Some scents manage somehow to get corners of our souls to themselves, their characteristics immediately recognizable and capable of instantaneous associative memory, very often steeped in nostalgia. Driving home from work today I caught a few whiffs of burning kerosene, probably from a trailer park I was passing, and it was 1987 again. I'm in my parents' basement playing with toys near a protective wooden gate my father used to plop between me and his kerosene heater.

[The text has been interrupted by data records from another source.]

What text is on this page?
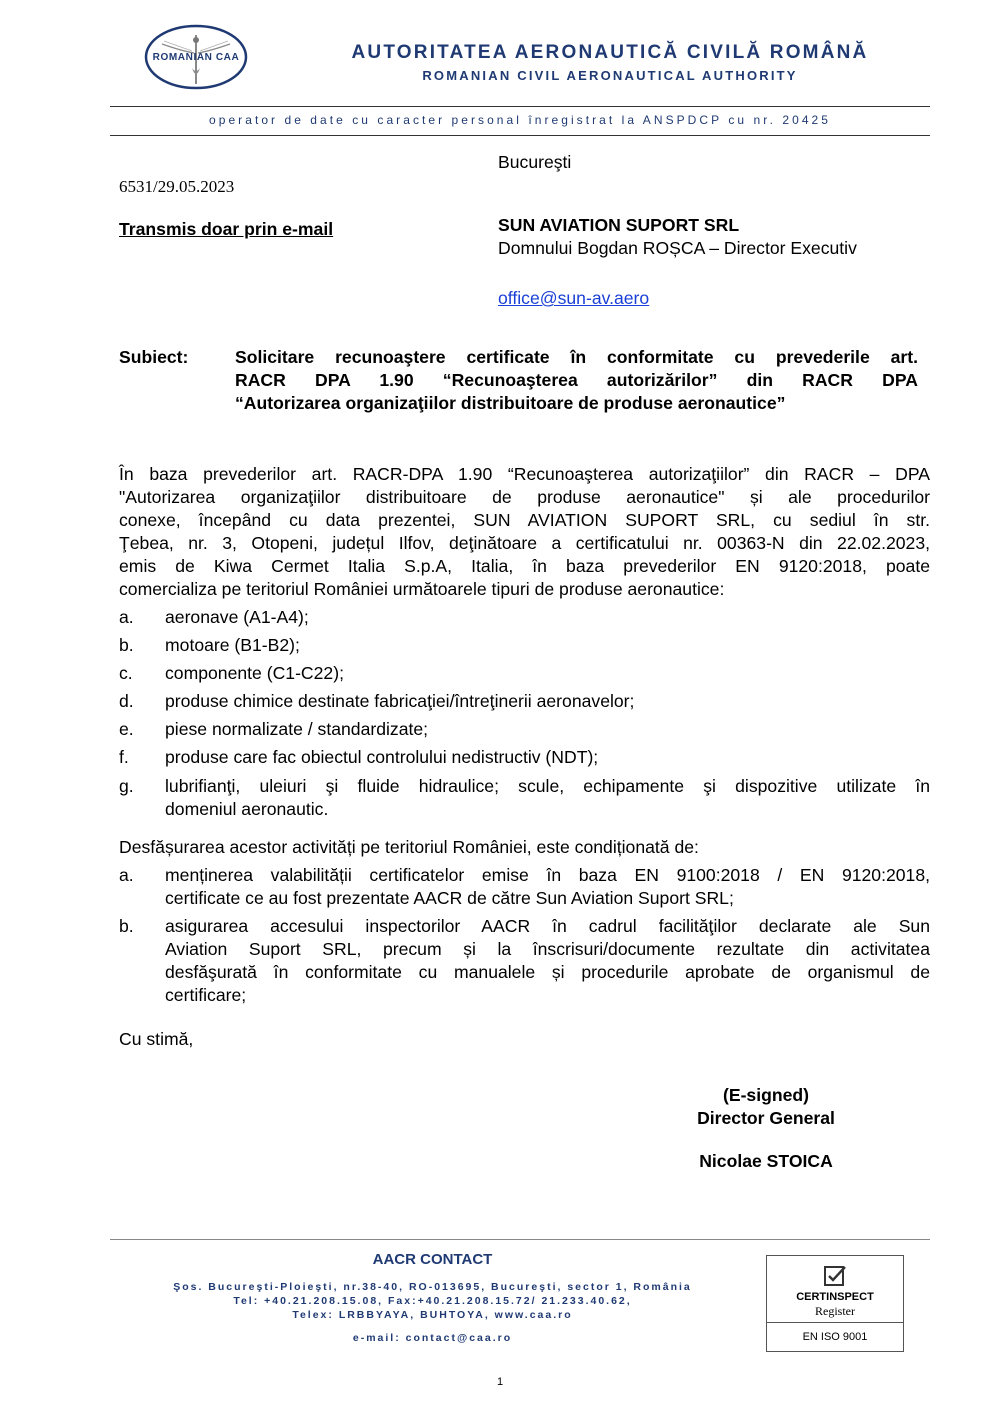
ROMANIAN CAA	AUTORITATEA AERONAUTICĂ CIVILĂ ROMÂNĂ
ROMANIAN CIVIL AERONAUTICAL AUTHORITY
operator de date cu caracter personal înregistrat la ANSPDCP cu nr. 20425
Bucureşti
6531/29.05.2023
Transmis doar prin e-mail	SUN AVIATION SUPORT SRL
Domnului Bogdan ROȘCA – Director Executiv
office@sun-av.aero
Subiect:	Solicitare recunoaştere certificate în conformitate cu prevederile art.
RACR DPA 1.90 “Recunoaşterea autorizărilor” din RACR DPA
“Autorizarea organizaţiilor distribuitoare de produse aeronautice”
În baza prevederilor art. RACR-DPA 1.90 “Recunoaşterea autorizaţiilor” din RACR – DPA
"Autorizarea organizaţiilor distribuitoare de produse aeronautice" și ale procedurilor
conexe, începând cu data prezentei, SUN AVIATION SUPORT SRL, cu sediul în str.
Ţebea, nr. 3, Otopeni, județul Ilfov, deţinătoare a certificatului nr. 00363-N din 22.02.2023,
emis de Kiwa Cermet Italia S.p.A, Italia, în baza prevederilor EN 9120:2018, poate
comercializa pe teritoriul României următoarele tipuri de produse aeronautice:
a. aeronave (A1-A4);
b. motoare (B1-B2);
c. componente (C1-C22);
d. produse chimice destinate fabricaţiei/întreţinerii aeronavelor;
e. piese normalizate / standardizate;
f. produse care fac obiectul controlului nedistructiv (NDT);
g. lubrifianţi, uleiuri şi fluide hidraulice; scule, echipamente şi dispozitive utilizate în
domeniul aeronautic.
Desfășurarea acestor activități pe teritoriul României, este condiționată de:
a. menținerea valabilității certificatelor emise în baza EN 9100:2018 / EN 9120:2018,
certificate ce au fost prezentate AACR de către Sun Aviation Suport SRL;
b. asigurarea accesului inspectorilor AACR în cadrul facilităţilor declarate ale Sun
Aviation Suport SRL, precum și la înscrisuri/documente rezultate din activitatea
desfăşurată în conformitate cu manualele și procedurile aprobate de organismul de
certificare;
Cu stimă,
(E-signed)
Director General
Nicolae STOICA
AACR CONTACT
Şos. Bucureşti-Ploieşti, nr.38-40, RO-013695, Bucureşti, sector 1, România
Tel: +40.21.208.15.08, Fax:+40.21.208.15.72/ 21.233.40.62,
Telex: LRBBYAYA, BUHTOYA, www.caa.ro
e-mail: contact@caa.ro
CERTINSPECT
Register
EN ISO 9001
1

He'd fire that thing up whenever he and mom watched TV (they have since converted the "den" portion of the basement into an apartment for my grandmother, which I never really cared for).

The smell of freshly-opened peanut butter sends me to the same time period, even a few years beyond, and I'm sitting in the backseat of my father's Chevelle, a monster of steel and Naugahyde with felted strips, held together by a substance that years of baking summer sunshine and musty garages had imbued with the inexplicable odor of peanuts, or at least that's how my five year-old nose interpreted it. To this day I love peanut butter, not because it's delicious, but because its smell transports me back to that sexy junker, an obscenity on wheels that dad occasionally cleaned with a rag while smoking Newports.

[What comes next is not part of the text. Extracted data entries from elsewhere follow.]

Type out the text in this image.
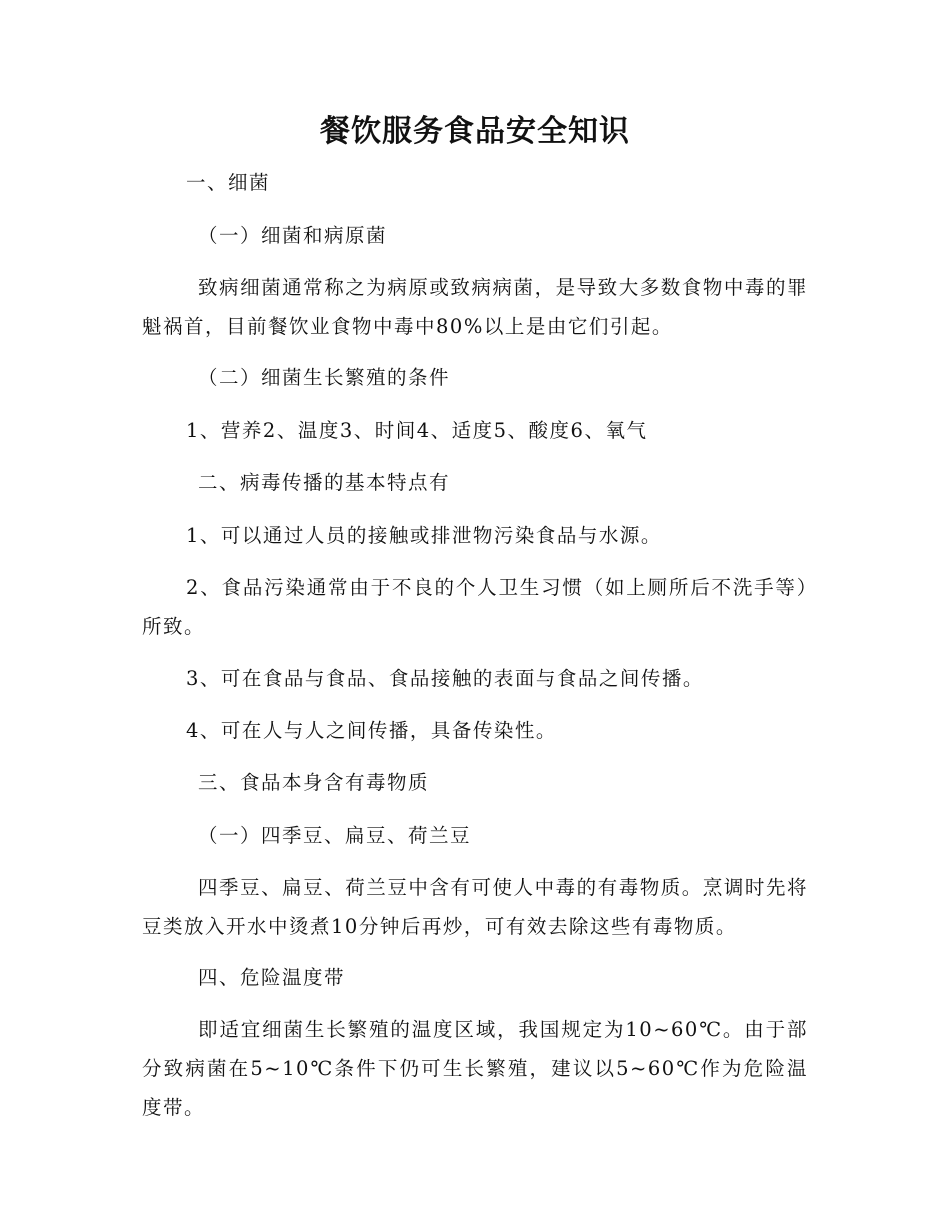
餐饮服务食品安全知识
一、细菌
（一）细菌和病原菌
致病细菌通常称之为病原或致病病菌，是导致大多数食物中毒的罪魁祸首，目前餐饮业食物中毒中80%以上是由它们引起。
（二）细菌生长繁殖的条件
1、营养2、温度3、时间4、适度5、酸度6、氧气
二、病毒传播的基本特点有
1、可以通过人员的接触或排泄物污染食品与水源。
2、食品污染通常由于不良的个人卫生习惯（如上厕所后不洗手等）所致。
3、可在食品与食品、食品接触的表面与食品之间传播。
4、可在人与人之间传播，具备传染性。
三、食品本身含有毒物质
（一）四季豆、扁豆、荷兰豆
四季豆、扁豆、荷兰豆中含有可使人中毒的有毒物质。烹调时先将豆类放入开水中烫煮10分钟后再炒，可有效去除这些有毒物质。
四、危险温度带
即适宜细菌生长繁殖的温度区域，我国规定为10~60℃。由于部分致病菌在5~10℃条件下仍可生长繁殖，建议以5~60℃作为危险温度带。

Knot is a fine little fresh fragrance by Daniela Andrier of Luna Rossa and Candy fame, and a bit of a surprise. I knew Bottega Veneta had released it, I didn't expect to smell it anytime soon, but did anyway. Now that I'm a Neiman Marcus customer I'm allowed to cast eyes on their products, and even smell them. I guess it's more memory than perfume, because it takes me back to a woman's apartment, someone I loved dearly, and reconnects me fondly to the memory of her. She was very much a "girly girl" when it came to soaps and perfumes and lotions, a bit funny in light of her otherwise dark and sometimes downright anarchistic personality.

Nowadays it reminds me of a coworker who is the epitome of the phrase "girly girl," a young woman with enough estrogen for twenty of her kind, and whose sweat glands literally produce pink droplets. Laugh if you must, but she's my type, the sort of woman I gravitate to, the femme in knee-high boots who ceaselessly ponders her fingernails, and constantly paints them, pontificating on how delicious Chili's ranch dressing is and how awful boys are. She appeals to me because there is no mystery as to who she is. This type of woman is a heterosexual woman of the highest order, wearing her heart on her sleeve, emotive to the nth power, dedicated to the decimation of manhood while simultaneously loving men to their bones, and occasionally equating their beauty to food, which I admit is sometimes weird.

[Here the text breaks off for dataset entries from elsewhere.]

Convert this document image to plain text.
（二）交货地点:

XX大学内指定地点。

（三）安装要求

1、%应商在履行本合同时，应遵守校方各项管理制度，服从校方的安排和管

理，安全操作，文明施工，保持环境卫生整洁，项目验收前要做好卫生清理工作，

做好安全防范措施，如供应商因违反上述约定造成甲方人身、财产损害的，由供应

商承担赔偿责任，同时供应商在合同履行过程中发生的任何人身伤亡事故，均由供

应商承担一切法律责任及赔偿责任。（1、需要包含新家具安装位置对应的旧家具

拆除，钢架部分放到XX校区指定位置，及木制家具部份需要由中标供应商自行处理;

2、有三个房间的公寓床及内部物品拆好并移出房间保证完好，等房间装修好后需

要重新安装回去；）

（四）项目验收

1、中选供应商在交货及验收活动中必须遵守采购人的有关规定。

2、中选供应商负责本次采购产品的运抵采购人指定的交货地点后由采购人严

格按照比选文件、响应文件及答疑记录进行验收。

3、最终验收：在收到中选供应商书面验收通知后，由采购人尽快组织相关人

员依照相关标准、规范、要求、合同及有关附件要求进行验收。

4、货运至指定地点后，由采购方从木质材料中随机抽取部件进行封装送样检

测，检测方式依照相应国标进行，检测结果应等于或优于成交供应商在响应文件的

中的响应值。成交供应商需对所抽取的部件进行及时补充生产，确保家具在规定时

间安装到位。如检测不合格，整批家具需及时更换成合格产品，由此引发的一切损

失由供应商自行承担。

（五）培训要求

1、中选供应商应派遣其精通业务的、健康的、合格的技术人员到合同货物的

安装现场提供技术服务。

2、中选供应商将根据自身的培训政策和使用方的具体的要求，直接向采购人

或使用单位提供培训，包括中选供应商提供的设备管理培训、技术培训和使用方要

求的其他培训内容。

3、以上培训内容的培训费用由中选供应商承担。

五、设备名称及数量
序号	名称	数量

Knot smells like this woman, a fresh floral neroli and gardenia breeze on a light woody musk, a smell entirely without contrast or conflict, yet thoroughly pleasant, feminine without resorting to sugar-shock, of classic origins, and destined for a place among the best in years to come. It smells like someone I once knew, a brilliant woman who worked sixty hour weeks and drank even harder than me, but whose beauty was unmatched, and whose heart was once pressed against mine. Ladies and gentlemen, wear this perfume without trying to be anything other than happy, because even the hardest mercenary can find time for something as fresh and clean as this, Bottega Veneta's little twist on the contemporary mall-rat feminine.